Database connection refused

The main app starts before the database is ready:

# Check database status
docker compose -f docker-compose.production.yml logs postgres

# If postgres is still starting, wait 30 seconds then restart the main app:
docker compose -f docker-compose.production.yml restart icad_dispatch

Also verify PG_PASSWORD in .env matches the actual database password.

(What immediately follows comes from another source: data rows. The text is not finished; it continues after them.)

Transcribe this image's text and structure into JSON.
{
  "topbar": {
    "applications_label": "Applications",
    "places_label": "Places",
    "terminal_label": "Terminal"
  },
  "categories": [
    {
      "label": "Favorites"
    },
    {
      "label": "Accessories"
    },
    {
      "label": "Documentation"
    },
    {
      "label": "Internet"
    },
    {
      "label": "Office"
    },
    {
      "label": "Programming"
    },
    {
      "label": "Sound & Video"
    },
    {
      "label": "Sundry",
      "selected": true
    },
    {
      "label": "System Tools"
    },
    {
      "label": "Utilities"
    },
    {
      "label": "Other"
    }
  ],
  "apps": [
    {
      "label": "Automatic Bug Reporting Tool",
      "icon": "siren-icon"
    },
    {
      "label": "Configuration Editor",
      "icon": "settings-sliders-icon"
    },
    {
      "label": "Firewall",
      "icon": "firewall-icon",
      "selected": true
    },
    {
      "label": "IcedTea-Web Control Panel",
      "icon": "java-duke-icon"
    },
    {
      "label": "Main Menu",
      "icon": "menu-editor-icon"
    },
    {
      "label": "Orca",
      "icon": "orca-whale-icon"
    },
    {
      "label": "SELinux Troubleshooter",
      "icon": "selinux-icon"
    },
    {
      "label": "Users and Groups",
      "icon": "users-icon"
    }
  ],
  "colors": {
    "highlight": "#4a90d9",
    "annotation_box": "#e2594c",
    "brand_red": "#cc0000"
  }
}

Public map not receiving calls

  1. Check that PUBLIC_MAP_API_KEY is identical in .env for both containers
  2. Check the main app logs for push errors: 
    docker compose -f docker-compose.production.yml logs -f icad_dispatch
  3. Verify the public map can reach the main app: 
    docker exec icad_dispatch_v2-public_map-1 curl http://icad_dispatch:9911/health

Can't access dashboard

  1. Check the container is running: 
    docker compose -f docker-compose.production.yml ps
  2. Check logs for errors: 
    docker compose -f docker-compose.production.yml logs icad_dispatch
  3. Verify your reverse proxy is configured correctly
  4. Make sure your domain DNS points to the server IP
  5. Check firewall rules: 
    sudo ufw status

For alternative install methods, see Native Installation or One-Click Installer.